Building a Sentiment Engine

A practical walkthrough of Project Kassandra, explaining the intuition behind alternative data, sentiment pipelines, and how to build a reproducible stock prediction system from scratch.

Introduction – Why Project Kassandra Exists

Most beginner stock prediction projects fail for one simple reason:
they treat the market like a math problem instead of a human system.

Prices move not only because of indicators, but because of attention, fear, hype, and belief. Project Kassandra was built to explore this idea in a structured, engineering-first way — by combining traditional price data with alternative sentiment signals such as news, search interest, and public curiosity.

This article explains the intuition, architecture, and design decisions behind Kassandra, so that you can build it yourself and understand why each step matters.

What Problem Are We Solving?

Traditional models use only OHLCV data:

Open
High
Low
Close
Volume

While useful, these signals are reactive. By the time price moves, the event has often already happened.

Kassandra asks a different question:

Can we quantify public attention and sentiment before or during price movement?

To answer that, we design a pipeline that converts human behavior into numerical features.

High-Level Architecture

At a high level, Project Kassandra has four layers:

Raw Data Collection
Feature Engineering
Model Training & Evaluation
Prediction + Visualization

Phase 1 focuses only on layers 1 and 2 — because bad data guarantees a bad model.

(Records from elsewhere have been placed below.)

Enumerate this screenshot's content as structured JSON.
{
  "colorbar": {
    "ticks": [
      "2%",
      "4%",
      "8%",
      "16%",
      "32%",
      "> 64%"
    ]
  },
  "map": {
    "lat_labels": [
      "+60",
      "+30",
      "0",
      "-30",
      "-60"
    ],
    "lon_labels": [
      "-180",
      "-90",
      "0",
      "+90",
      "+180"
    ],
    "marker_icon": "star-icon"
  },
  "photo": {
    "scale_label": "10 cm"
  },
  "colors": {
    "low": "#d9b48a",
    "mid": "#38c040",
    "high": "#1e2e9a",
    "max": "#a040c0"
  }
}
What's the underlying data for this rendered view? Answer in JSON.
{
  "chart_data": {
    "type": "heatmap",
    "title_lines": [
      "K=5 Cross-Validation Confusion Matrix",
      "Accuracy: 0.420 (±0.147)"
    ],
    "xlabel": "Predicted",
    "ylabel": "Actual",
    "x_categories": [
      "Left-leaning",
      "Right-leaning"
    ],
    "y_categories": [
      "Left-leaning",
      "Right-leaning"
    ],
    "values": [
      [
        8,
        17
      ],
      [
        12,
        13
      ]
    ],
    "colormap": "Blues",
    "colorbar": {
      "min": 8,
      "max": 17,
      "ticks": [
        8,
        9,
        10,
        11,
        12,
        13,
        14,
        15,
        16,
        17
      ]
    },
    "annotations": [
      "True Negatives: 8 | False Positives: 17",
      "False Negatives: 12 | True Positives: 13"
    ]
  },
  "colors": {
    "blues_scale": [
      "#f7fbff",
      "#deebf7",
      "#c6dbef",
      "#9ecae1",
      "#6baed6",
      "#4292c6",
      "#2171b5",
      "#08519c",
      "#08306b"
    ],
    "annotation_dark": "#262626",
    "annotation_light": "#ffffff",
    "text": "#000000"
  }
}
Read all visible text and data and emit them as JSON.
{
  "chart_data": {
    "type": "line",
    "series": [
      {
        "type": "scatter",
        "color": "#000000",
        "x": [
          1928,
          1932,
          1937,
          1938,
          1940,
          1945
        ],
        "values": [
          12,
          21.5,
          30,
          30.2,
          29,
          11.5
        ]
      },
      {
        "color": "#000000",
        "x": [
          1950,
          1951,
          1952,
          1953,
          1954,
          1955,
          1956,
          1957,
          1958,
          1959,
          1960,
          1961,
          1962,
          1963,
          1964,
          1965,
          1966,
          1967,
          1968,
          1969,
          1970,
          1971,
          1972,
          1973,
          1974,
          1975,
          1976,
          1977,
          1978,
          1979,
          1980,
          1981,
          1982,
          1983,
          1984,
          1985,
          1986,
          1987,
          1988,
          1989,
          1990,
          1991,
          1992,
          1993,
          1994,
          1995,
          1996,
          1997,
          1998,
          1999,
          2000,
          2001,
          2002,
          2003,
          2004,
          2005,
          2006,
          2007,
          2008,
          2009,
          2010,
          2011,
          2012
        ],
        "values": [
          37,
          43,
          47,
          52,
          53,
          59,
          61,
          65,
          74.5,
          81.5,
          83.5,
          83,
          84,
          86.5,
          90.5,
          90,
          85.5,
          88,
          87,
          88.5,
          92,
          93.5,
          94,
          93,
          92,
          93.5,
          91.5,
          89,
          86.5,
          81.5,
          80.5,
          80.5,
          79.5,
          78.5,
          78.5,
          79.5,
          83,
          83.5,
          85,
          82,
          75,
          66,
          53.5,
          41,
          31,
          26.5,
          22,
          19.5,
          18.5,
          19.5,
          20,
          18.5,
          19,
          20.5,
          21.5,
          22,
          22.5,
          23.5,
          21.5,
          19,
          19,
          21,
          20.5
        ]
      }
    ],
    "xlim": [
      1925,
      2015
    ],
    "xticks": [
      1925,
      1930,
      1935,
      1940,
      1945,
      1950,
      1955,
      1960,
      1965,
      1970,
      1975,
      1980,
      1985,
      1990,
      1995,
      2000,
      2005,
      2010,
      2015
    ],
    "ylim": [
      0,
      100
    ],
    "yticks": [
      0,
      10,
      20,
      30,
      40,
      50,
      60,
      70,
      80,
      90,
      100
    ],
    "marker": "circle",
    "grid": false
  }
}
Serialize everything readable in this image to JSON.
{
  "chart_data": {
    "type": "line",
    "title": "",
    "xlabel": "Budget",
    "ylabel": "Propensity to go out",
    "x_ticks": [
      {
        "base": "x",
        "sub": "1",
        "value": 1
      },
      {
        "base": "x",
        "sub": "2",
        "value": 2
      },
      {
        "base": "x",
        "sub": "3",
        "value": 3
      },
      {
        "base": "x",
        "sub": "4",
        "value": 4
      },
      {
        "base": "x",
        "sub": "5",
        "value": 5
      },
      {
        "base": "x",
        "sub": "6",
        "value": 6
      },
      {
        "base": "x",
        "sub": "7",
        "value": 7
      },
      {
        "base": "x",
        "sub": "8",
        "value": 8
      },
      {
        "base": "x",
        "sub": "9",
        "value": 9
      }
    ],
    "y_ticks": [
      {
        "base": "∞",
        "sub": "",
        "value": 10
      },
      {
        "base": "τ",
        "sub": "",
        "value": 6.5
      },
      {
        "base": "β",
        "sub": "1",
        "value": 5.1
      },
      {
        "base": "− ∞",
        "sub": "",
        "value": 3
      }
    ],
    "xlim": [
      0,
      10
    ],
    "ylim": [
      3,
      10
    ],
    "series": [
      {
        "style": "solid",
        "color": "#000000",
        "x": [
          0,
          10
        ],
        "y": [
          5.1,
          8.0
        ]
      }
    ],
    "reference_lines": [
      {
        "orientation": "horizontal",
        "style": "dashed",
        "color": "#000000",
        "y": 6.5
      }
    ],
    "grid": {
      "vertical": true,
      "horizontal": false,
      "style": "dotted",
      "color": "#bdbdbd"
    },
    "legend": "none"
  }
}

Step 1: Historical Price Data (The Backbone)

Every prediction system needs a stable reference. In Kassandra, that reference is historical stock price data fetched using yfinance.

Why price data is still essential

Defines valid trading days
Anchors all alternative data temporally
Provides ground truth for evaluation

We fetch:

Open, High, Low, Close
Volume
One year lookback (≈252 trading days)

All other data sources are aligned to these trading days to avoid leakage.

Step 2: News Sentiment – Capturing Market Narrative

Markets react strongly to stories:

Earnings beats or misses
Regulatory pressure
Product announcements
CEO statements

Data source

Financial news aggregators (NewsAPI or equivalent)

Feature intuition

Instead of predicting from individual headlines, we aggregate daily sentiment:

news_count – how much attention exists
sentiment_score – average polarity (-1 → +1)
sentiment_delta – change in mood
sentiment_ma7 – smoothed signal

This allows the model to learn patterns like:

“Rapid increase in negative sentiment often precedes volatility”

Even when news is noisy, changes in sentiment carry meaning.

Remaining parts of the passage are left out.